Here's the isomorphism though we won't use it:

> iso3 :: Monoid w => FreeMMonoid w a -> WriterT w [] a
> iso3 (FreeMMonoid x) = x

> iso3' :: Monoid w => WriterT w [] a -> FreeMMonoid w a
> iso3' m = let xws = runWriterT m in FreeMMonoid $
>     foldr mappend mempty $ map (\(x, w) -> act w (leaf x)) xws

The monad WriterT (Product Float) [] is in fact the probability monad. Here's an example of its use:

> coin :: (Monoid a, MSet (Product Float) a, Free Bool a) => a
> coin = act (Product 0.5 :: Product Float) (leaf False)
>            `mappend`
>        act (Product 0.5 :: Product Float) (leaf True)

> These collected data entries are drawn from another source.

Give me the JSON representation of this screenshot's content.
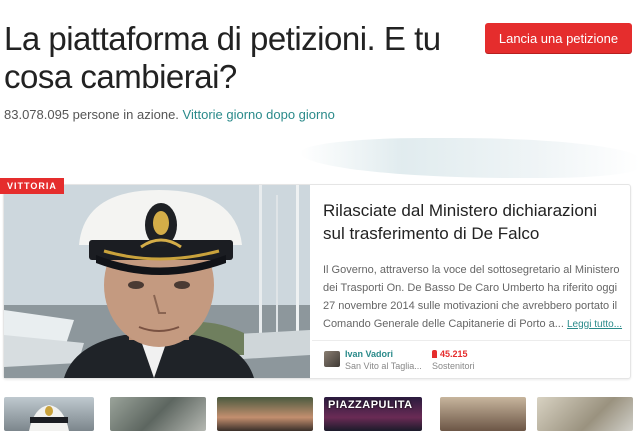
{
  "header": {
    "headline": "La piattaforma di petizioni. E tu cosa cambierai?",
    "launch_button": "Lancia una petizione",
    "people_count": "83.078.095 persone in azione.",
    "victories_link": "Vittorie giorno dopo giorno"
  },
  "featured": {
    "badge": "VITTORIA",
    "title": "Rilasciate dal Ministero dichiarazioni sul trasferimento di De Falco",
    "text": "Il Governo, attraverso la voce del sottosegretario al Ministero dei Trasporti On. De Basso De Caro Umberto ha riferito oggi 27 novembre 2014 sulle motivazioni che avrebbero portato il Comando Generale delle Capitanerie di Porto a...",
    "read_more": "Leggi tutto...",
    "author_name": "Ivan Vadori",
    "author_location": "San Vito al Taglia...",
    "supporters_count": "45.215",
    "supporters_label": "Sostenitori"
  },
  "thumbnails": {
    "tag_3": "PIAZZAPULITA"
  }
}
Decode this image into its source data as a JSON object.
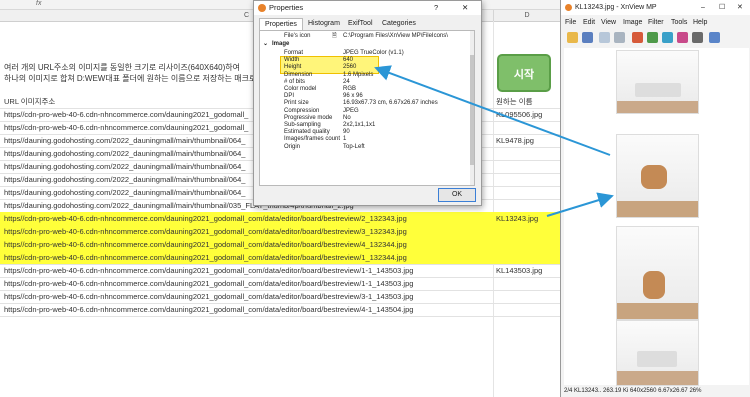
{
  "spreadsheet": {
    "formula_bar_symbol": "fx",
    "columns": [
      "C",
      "D"
    ],
    "description_line1": "여러 개의 URL주소의 이미지를 동일한 크기로 리사이즈(640X640)하여",
    "description_line2": "하나의 이미지로 합쳐 D:WEW대표 폴더에 원하는 이름으로 저장하는 매크로",
    "start_button": "시작",
    "header_a": "URL 이미지주소",
    "header_d": "원하는 이름",
    "rows": [
      {
        "a": "https//cdn-pro-web-40-6.cdn-nhncommerce.com/dauning2021_godomall_",
        "d": "KL095506.jpg",
        "hl": false
      },
      {
        "a": "https//cdn-pro-web-40-6.cdn-nhncommerce.com/dauning2021_godomall_",
        "d": "",
        "hl": false
      },
      {
        "a": "https//dauning.godohosting.com/2022_dauningmall/main/thumbnail/064_",
        "d": "KL9478.jpg",
        "hl": false
      },
      {
        "a": "https//dauning.godohosting.com/2022_dauningmall/main/thumbnail/064_",
        "d": "",
        "hl": false
      },
      {
        "a": "https//dauning.godohosting.com/2022_dauningmall/main/thumbnail/064_",
        "d": "",
        "hl": false
      },
      {
        "a": "https//dauning.godohosting.com/2022_dauningmall/main/thumbnail/064_",
        "d": "",
        "hl": false
      },
      {
        "a": "https//dauning.godohosting.com/2022_dauningmall/main/thumbnail/064_",
        "d": "",
        "hl": false
      },
      {
        "a": "https//dauning.godohosting.com/2022_dauningmall/main/thumbnail/035_FLAT_thumb/4p/thumbnail_2.jpg",
        "d": "",
        "hl": false
      },
      {
        "a": "https//cdn-pro-web-40-6.cdn-nhncommerce.com/dauning2021_godomall_com/data/editor/board/bestreview/2_132343.jpg",
        "d": "KL13243.jpg",
        "hl": true
      },
      {
        "a": "https//cdn-pro-web-40-6.cdn-nhncommerce.com/dauning2021_godomall_com/data/editor/board/bestreview/3_132343.jpg",
        "d": "",
        "hl": true
      },
      {
        "a": "https//cdn-pro-web-40-6.cdn-nhncommerce.com/dauning2021_godomall_com/data/editor/board/bestreview/4_132344.jpg",
        "d": "",
        "hl": true
      },
      {
        "a": "https//cdn-pro-web-40-6.cdn-nhncommerce.com/dauning2021_godomall_com/data/editor/board/bestreview/1_132344.jpg",
        "d": "",
        "hl": true
      },
      {
        "a": "https//cdn-pro-web-40-6.cdn-nhncommerce.com/dauning2021_godomall_com/data/editor/board/bestreview/1-1_143503.jpg",
        "d": "KL143503.jpg",
        "hl": false
      },
      {
        "a": "https//cdn-pro-web-40-6.cdn-nhncommerce.com/dauning2021_godomall_com/data/editor/board/bestreview/1-1_143503.jpg",
        "d": "",
        "hl": false
      },
      {
        "a": "https//cdn-pro-web-40-6.cdn-nhncommerce.com/dauning2021_godomall_com/data/editor/board/bestreview/3-1_143503.jpg",
        "d": "",
        "hl": false
      },
      {
        "a": "https//cdn-pro-web-40-6.cdn-nhncommerce.com/dauning2021_godomall_com/data/editor/board/bestreview/4-1_143504.jpg",
        "d": "",
        "hl": false
      }
    ]
  },
  "properties": {
    "title": "Properties",
    "help": "?",
    "close": "✕",
    "tabs": [
      "Properties",
      "Histogram",
      "ExifTool",
      "Categories"
    ],
    "file_icon_label": "File's icon",
    "file_icon_value": "C:\\Program Files\\XnView MP\\FileIcons\\",
    "section": "Image",
    "rows": [
      {
        "k": "Format",
        "v": "JPEG TrueColor (v1.1)"
      },
      {
        "k": "Width",
        "v": "640"
      },
      {
        "k": "Height",
        "v": "2560"
      },
      {
        "k": "Dimension",
        "v": "1.6 Mpixels"
      },
      {
        "k": "# of bits",
        "v": "24"
      },
      {
        "k": "Color model",
        "v": "RGB"
      },
      {
        "k": "DPI",
        "v": "96 x 96"
      },
      {
        "k": "Print size",
        "v": "16.93x67.73 cm, 6.67x26.67 inches"
      },
      {
        "k": "Compression",
        "v": "JPEG"
      },
      {
        "k": "Progressive mode",
        "v": "No"
      },
      {
        "k": "Sub-sampling",
        "v": "2x2,1x1,1x1"
      },
      {
        "k": "Estimated quality",
        "v": "90"
      },
      {
        "k": "Images/frames count",
        "v": "1"
      },
      {
        "k": "Origin",
        "v": "Top-Left"
      }
    ],
    "ok": "OK"
  },
  "xnview": {
    "title": "KL13243.jpg - XnView MP",
    "menu": [
      "File",
      "Edit",
      "View",
      "Image",
      "Filter",
      "Tools",
      "Help"
    ],
    "status": "2/4  KL13243.. 263.19 Ki  640x2560  6.67x26.67  26%"
  },
  "colors": {
    "highlight": "#ffff3a",
    "start_button": "#7fbf6a",
    "arrow": "#2b96d6"
  }
}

Compute unnormalised conditional probability distribution on a pair of coin tosses given that first coin can't be True unless second one is:

> test3 :: WriterT (Product Float) [] (Bool, Bool)
> test3 = do
>   coin1 <- coin
>   coin2 <- coin
>   if coin1>coin2 then mempty else return (coin1, coin2)

(Compare with Eric Kidd's article that also 'refactors' probability theory.)

What just happened?
Something miraculous just happened though it may have been lost in the details. We combined the list monad and the writer monad to get a new monad. We did it without using monad transformers and without specifying an order for the two monads. It just so happens in this case that the result was the same as using a monad transformer.

M-set with M-set
We can try other products of theories. It's tricky to deal with a theory combined with itself because repeating a type class in a context doesn't do anything. We need to make another type class that looks exactly like MSet but with different names. The result is that the product of the theory of -sets and the theory of -sets is the theory of -sets. This agrees with what we'd get from using monad transformers. It also agrees with intuition. -sets correspond to the effect of accumulating data in a monoid. The product theory corresponds to using two accumulators simultaneously.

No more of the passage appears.